In late 2021 Copers Cope Area Residents’ Association partnered with Bromley Living Streets to distribute a survey to better understand how Beckenham residents travel, what is currently working well, and the challenges faced for safe and sustainable travel. Flyers promoting the online survey were distributed to residents across Beckenham, and also shared via Twitter, Facebook and Nextdoor. The majority of responses were received via the flyers, for residents across three local wards: Beckenham Town and Copers Cope, Clock House, and Kelsey and Eden Park.
The survey results gave a detailed picture of the how people travel in and around Beckenham. By providing a more in-depth picture of the diverse travel needs of Beckenham residents, we aim to improve the quality of debate and deliberation over local transport issues.
The survey results will be shared across multiple blog posts due to the amount of data collected. This first blog posts presents the results on how residents travel, what currently works well, and what challenges residents face with respect to local travel, streets and public spaces.
About the survey
What did we ask?
1. How do local residents travel for work, shopping and recreation?
2. What currently works well for residents, with respect to local travel, streets and public spaces?
3. What are the main challenges faced by residents, with respect to local travel, streets and public spaces?
4. What barriers to residents face to walking or cycling more?
5. Do residents use the Albemarle Road cycle lane?
6. How do residents travel to Beckenham High Street, and what do they use it for?
7. How has the COVID-19 pandemic impacted on residents’ work and travel patterns?
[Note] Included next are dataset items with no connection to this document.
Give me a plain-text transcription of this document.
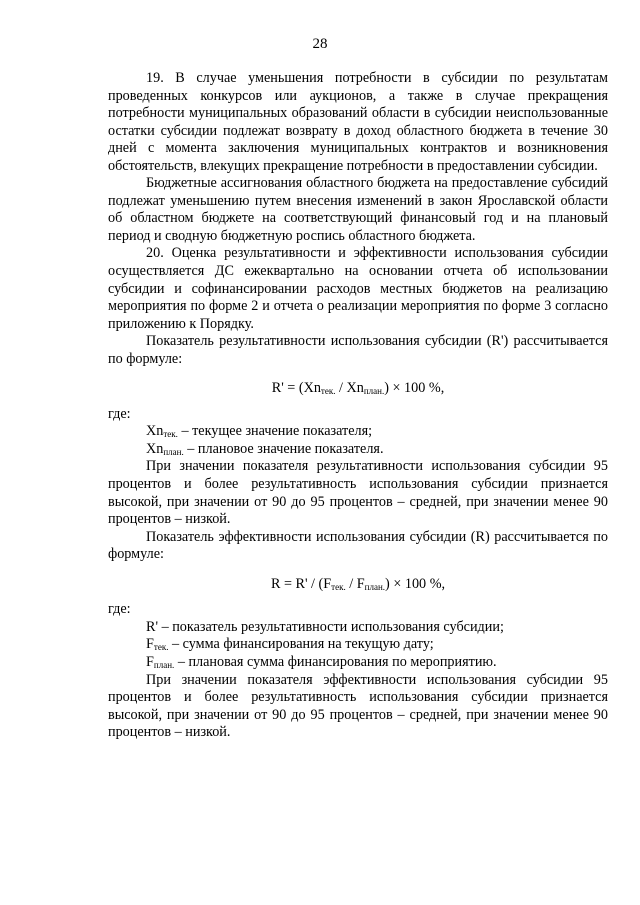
28

19. В случае уменьшения потребности в субсидии по результатам проведенных конкурсов или аукционов, а также в случае прекращения потребности муниципальных образований области в субсидии неиспользованные остатки субсидии подлежат возврату в доход областного бюджета в течение 30 дней с момента заключения муниципальных контрактов и возникновения обстоятельств, влекущих прекращение потребности в предоставлении субсидии.

Бюджетные ассигнования областного бюджета на предоставление субсидий подлежат уменьшению путем внесения изменений в закон Ярославской области об областном бюджете на соответствующий финансовый год и на плановый период и сводную бюджетную роспись областного бюджета.

20. Оценка результативности и эффективности использования субсидии осуществляется ДС ежеквартально на основании отчета об использовании субсидии и софинансировании расходов местных бюджетов на реализацию мероприятия по форме 2 и отчета о реализации мероприятия по форме 3 согласно приложению к Порядку.

Показатель результативности использования субсидии (R') рассчитывается по формуле:

$R' = (Xn_{тек.} / Xn_{план.}) \times 100$ %,

где:

$Xn_{тек.}$ – текущее значение показателя;

$Xn_{план.}$ – плановое значение показателя.

При значении показателя результативности использования субсидии 95 процентов и более результативность использования субсидии признается высокой, при значении от 90 до 95 процентов – средней, при значении менее 90 процентов – низкой.

Показатель эффективности использования субсидии (R) рассчитывается по формуле:

$R = R' / (F_{тек.} / F_{план.}) \times 100$ %,

где:

R' – показатель результативности использования субсидии;

$F_{тек.}$ – сумма финансирования на текущую дату;

$F_{план.}$ – плановая сумма финансирования по мероприятию.

При значении показателя эффективности использования субсидии 95 процентов и более результативность использования субсидии признается высокой, при значении от 90 до 95 процентов – средней, при значении менее 90 процентов – низкой.
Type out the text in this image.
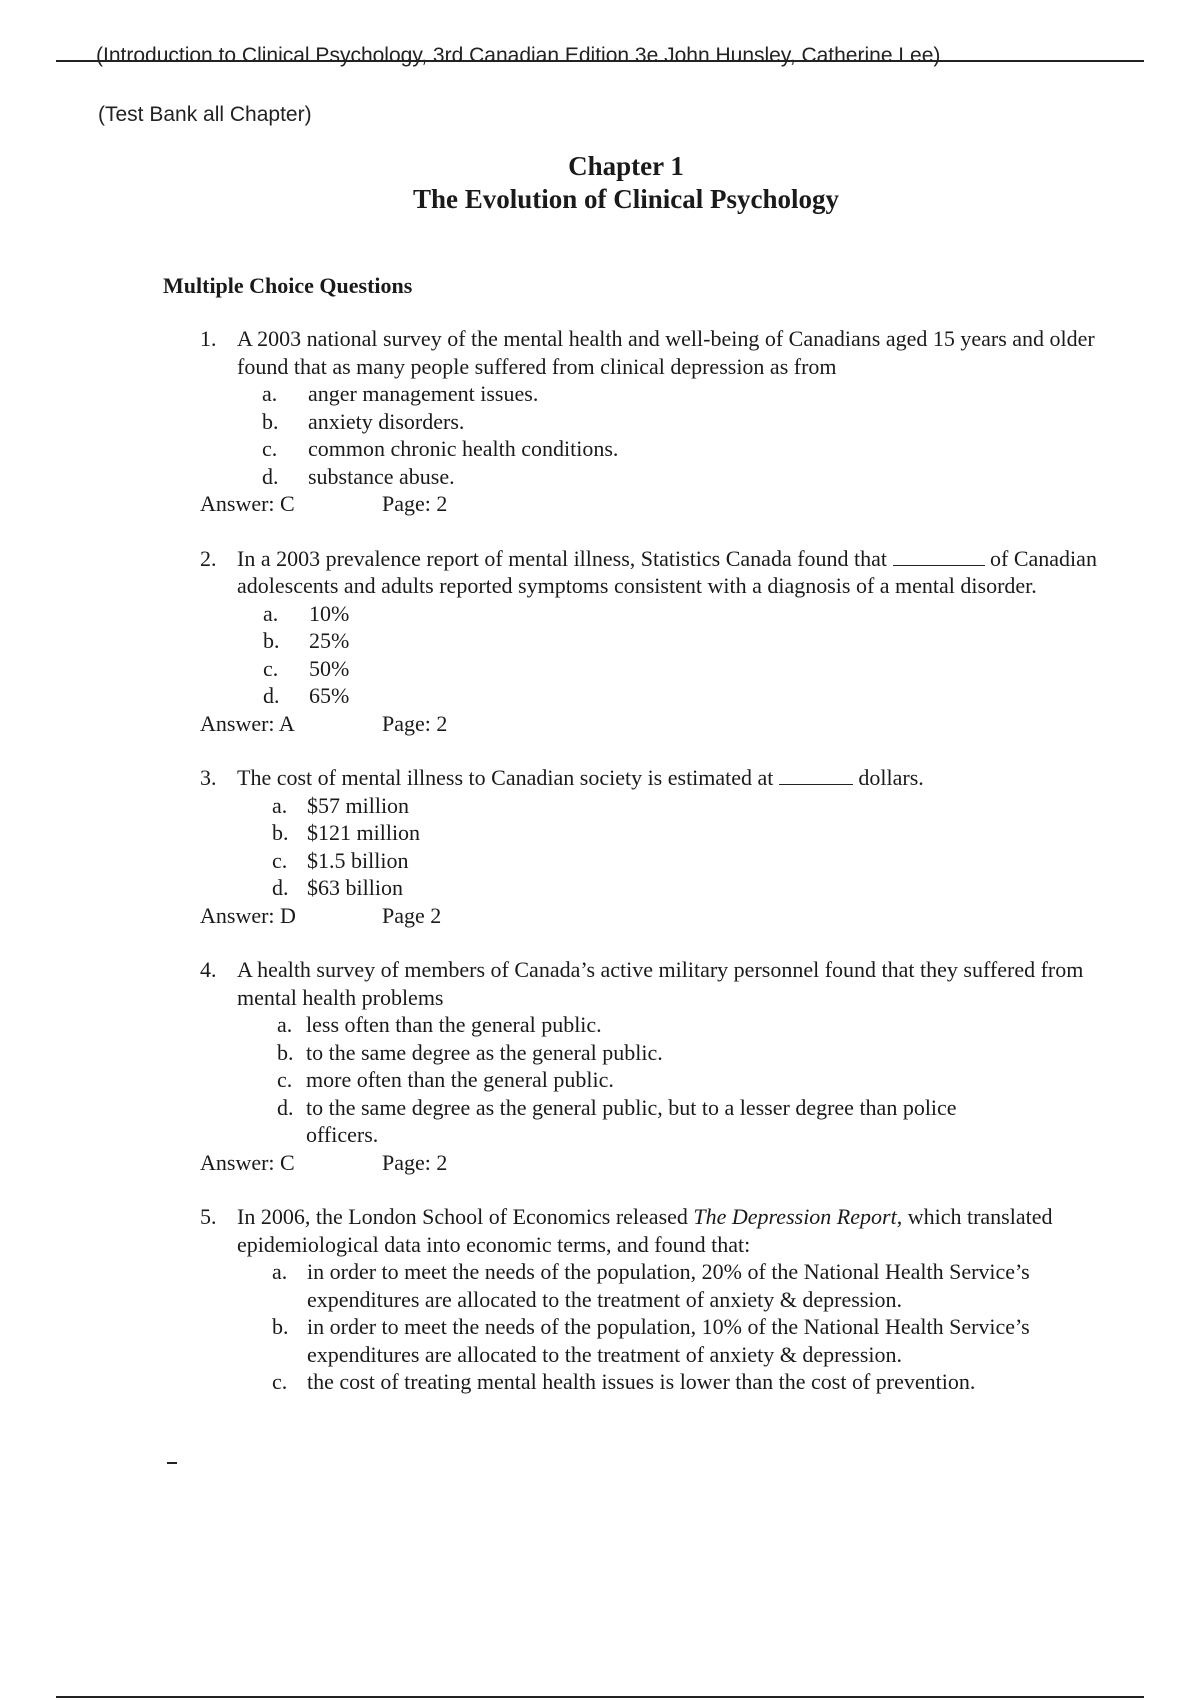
(Introduction to Clinical Psychology, 3rd Canadian Edition 3e John Hunsley, Catherine Lee)
(Test Bank all Chapter)
Chapter 1
The Evolution of Clinical Psychology
Multiple Choice Questions
1. A 2003 national survey of the mental health and well-being of Canadians aged 15 years and older found that as many people suffered from clinical depression as from
a.	anger management issues.
b.	anxiety disorders.
c.	common chronic health conditions.
d.	substance abuse.
Answer: C	Page: 2
2. In a 2003 prevalence report of mental illness, Statistics Canada found that	of Canadian adolescents and adults reported symptoms consistent with a diagnosis of a mental disorder.
a.	10%
b.	25%
c.	50%
d.	65%
Answer: A	Page: 2
3. The cost of mental illness to Canadian society is estimated at	dollars.
a. $57 million
b. $121 million
c. $1.5 billion
d. $63 billion
Answer: D	Page 2
4. A health survey of members of Canada’s active military personnel found that they suffered from mental health problems
a. less often than the general public.
b. to the same degree as the general public.
c. more often than the general public.
d. to the same degree as the general public, but to a lesser degree than police officers.
Answer: C	Page: 2
5. In 2006, the London School of Economics released The Depression Report, which translated epidemiological data into economic terms, and found that:
a. in order to meet the needs of the population, 20% of the National Health Service’s expenditures are allocated to the treatment of anxiety & depression.
b. in order to meet the needs of the population, 10% of the National Health Service’s expenditures are allocated to the treatment of anxiety & depression.
c. the cost of treating mental health issues is lower than the cost of prevention.
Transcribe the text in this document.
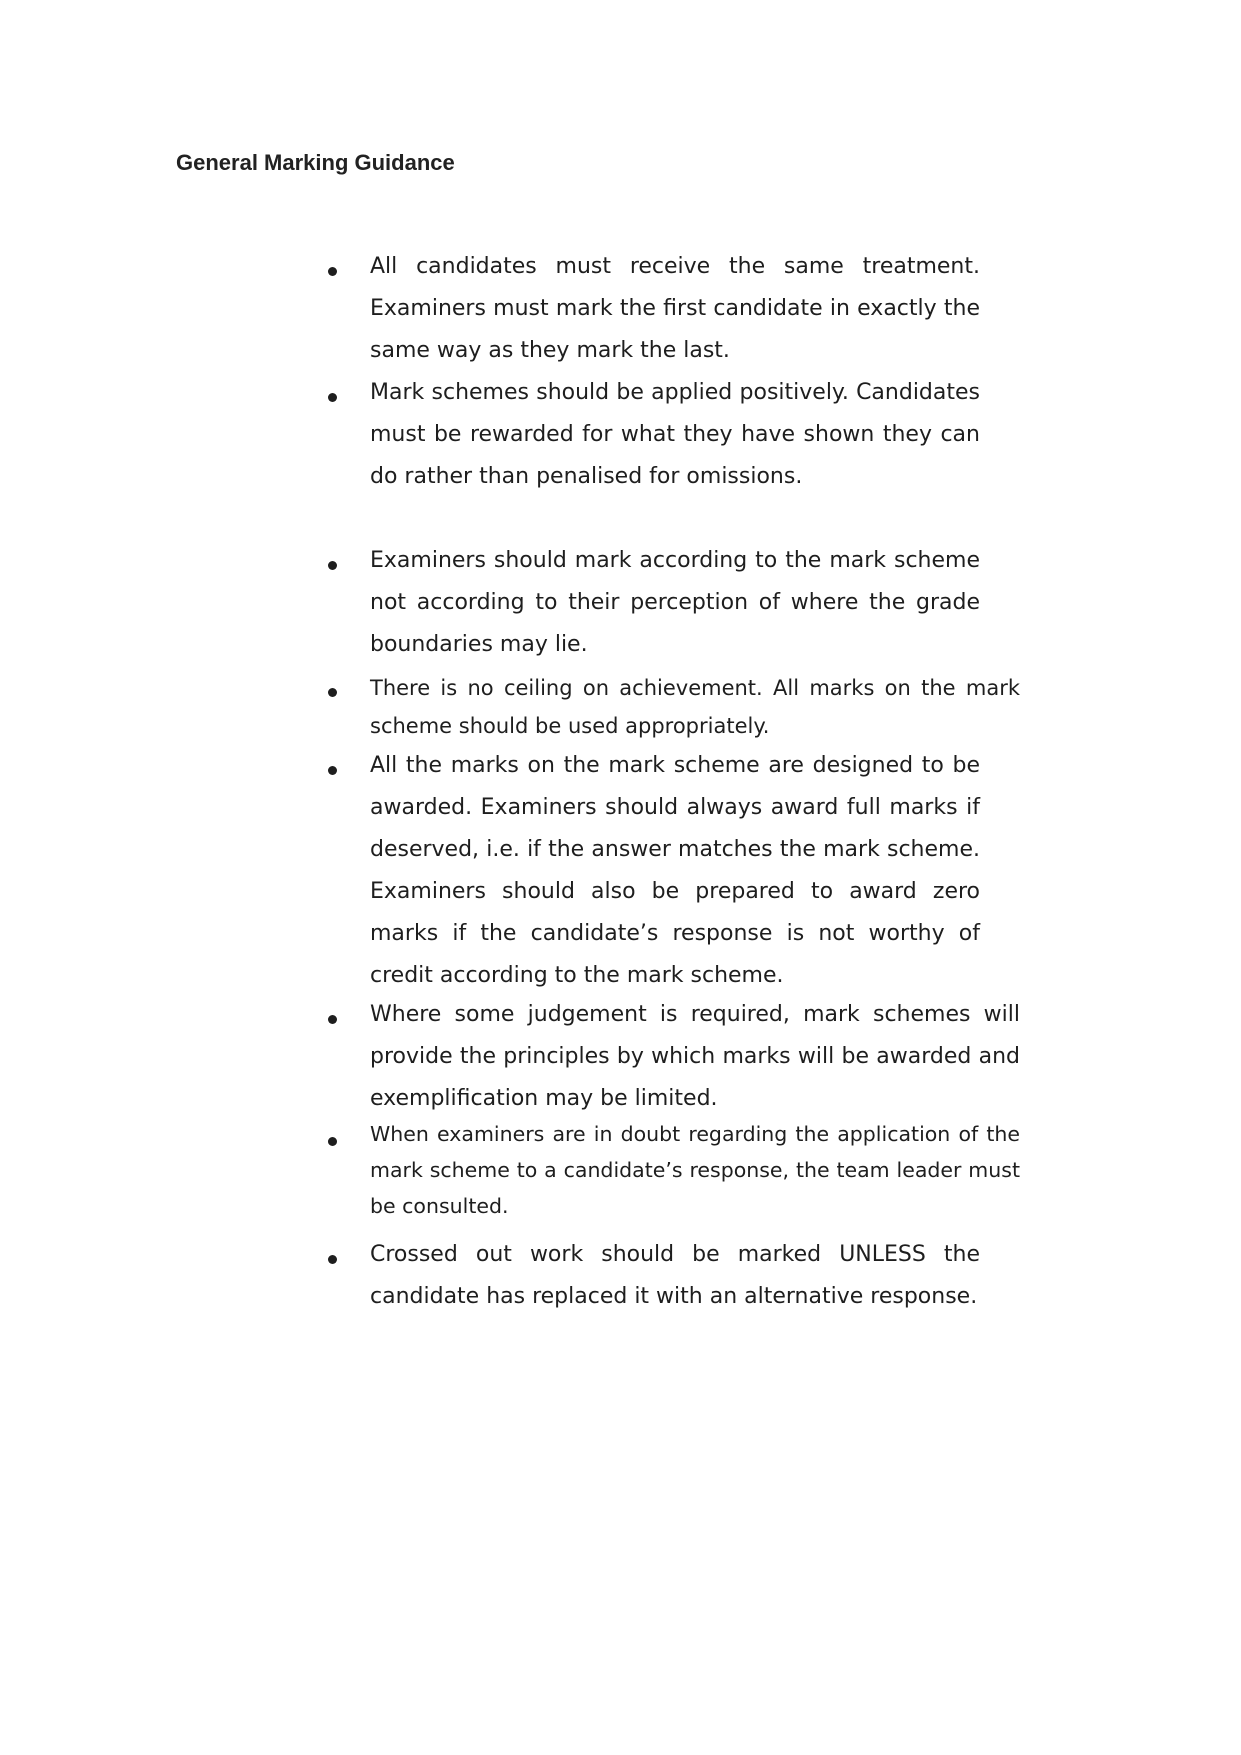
General Marking Guidance
All candidates must receive the same treatment. Examiners must mark the first candidate in exactly the same way as they mark the last.
Mark schemes should be applied positively. Candidates must be rewarded for what they have shown they can do rather than penalised for omissions.
Examiners should mark according to the mark scheme not according to their perception of where the grade boundaries may lie.
There is no ceiling on achievement. All marks on the mark scheme should be used appropriately.
All the marks on the mark scheme are designed to be awarded. Examiners should always award full marks if deserved, i.e. if the answer matches the mark scheme. Examiners should also be prepared to award zero marks if the candidate’s response is not worthy of credit according to the mark scheme.
Where some judgement is required, mark schemes will provide the principles by which marks will be awarded and exemplification may be limited.
When examiners are in doubt regarding the application of the mark scheme to a candidate’s response, the team leader must be consulted.
Crossed out work should be marked UNLESS the candidate has replaced it with an alternative response.
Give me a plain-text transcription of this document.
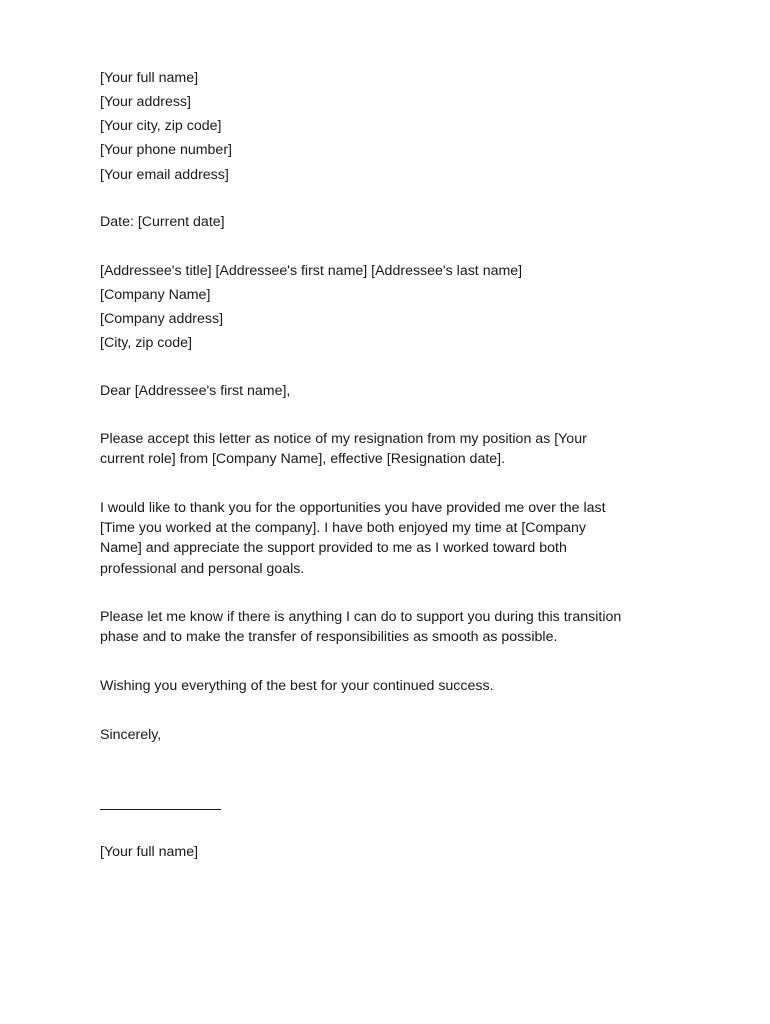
[Your full name]

[Your address]

[Your city, zip code]

[Your phone number]

[Your email address]

Date: [Current date]

[Addressee's title] [Addressee's first name] [Addressee's last name]

[Company Name]

[Company address]

[City, zip code]

Dear [Addressee's first name],

Please accept this letter as notice of my resignation from my position as [Your

current role] from [Company Name], effective [Resignation date].

I would like to thank you for the opportunities you have provided me over the last

[Time you worked at the company]. I have both enjoyed my time at [Company

Name] and appreciate the support provided to me as I worked toward both

professional and personal goals.

Please let me know if there is anything I can do to support you during this transition

phase and to make the transfer of responsibilities as smooth as possible.

Wishing you everything of the best for your continued success.

Sincerely,

[Your full name]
Who responded to the survey?
1,012 residents responded to the survey. As shown in the graph below, over-65s were strongly represented, with very few responses from residents aged under 25.
61% of respondents were in paid work and 25% of respondents worked on a fully- or partially-remote basis. 21% of responses came from families with school-age children, and 9% of respondents had health issues or disabilities which limited their mobility.
The map below shows the postcodes for which survey responses were submitted. These responses broadly spanned four wards: Penge & Cator, Clock House, Beckenham Town & Copers Cope, and Kelsey & Eden Park.
How do residents travel to work, for shopping, and to visit friends and family?
There were big differences in travel habits: to commute to work, the most common ways to travel are by train or tram, working remotely, or walking. In contrast, shopping trips are mostly by walking, private car, ordering online and then by bus or tram. Trips to visit friends or family were the most likely to be taken by private car, followed by train, walking, or bus.
Retired residents are more likely to do the shopping on foot, by bus, or by private car, and less likely to go shopping by bicycle or using deliveries. Families with school-age children are more likely to use delivery services, or travel by bicycle. They are less likely to walk, drive, or travel by bus.
What currently works well for residents?
The results showed that a lot of residents were happy with the number and quality of parks and green spaces in and around Beckenham. The redevelopment of the High Street several years ago, and the temporary measures introduced during the COVID-19 pandemic were also appreciated. These included wider pavements, outdoor seating for restaurants and cafes, street trees and planters to close off on-street parking on the High Street. Parks and green spaces, as well as bus and rail services, were more important to retired residents. Families valued wider pavements and the quality of street cleaning and maintenance.
What are the main challenges faced by residents?
Overall, the main concerns were speeding, the amount of road traffic and the lack of community toilets. Retired residents are more likely to be concerned about the lack of community toilets, poorly maintained footpaths and roads, and the lack of public seating. Contrastingly, families with school-age children were more likely to be concerned about speeding, the amount of road traffic, air pollution and the lack of separated cycle lanes.
The next blog post will focus on the impacts of the reduced rail services to Beckenham since the COVID-19 pandemic.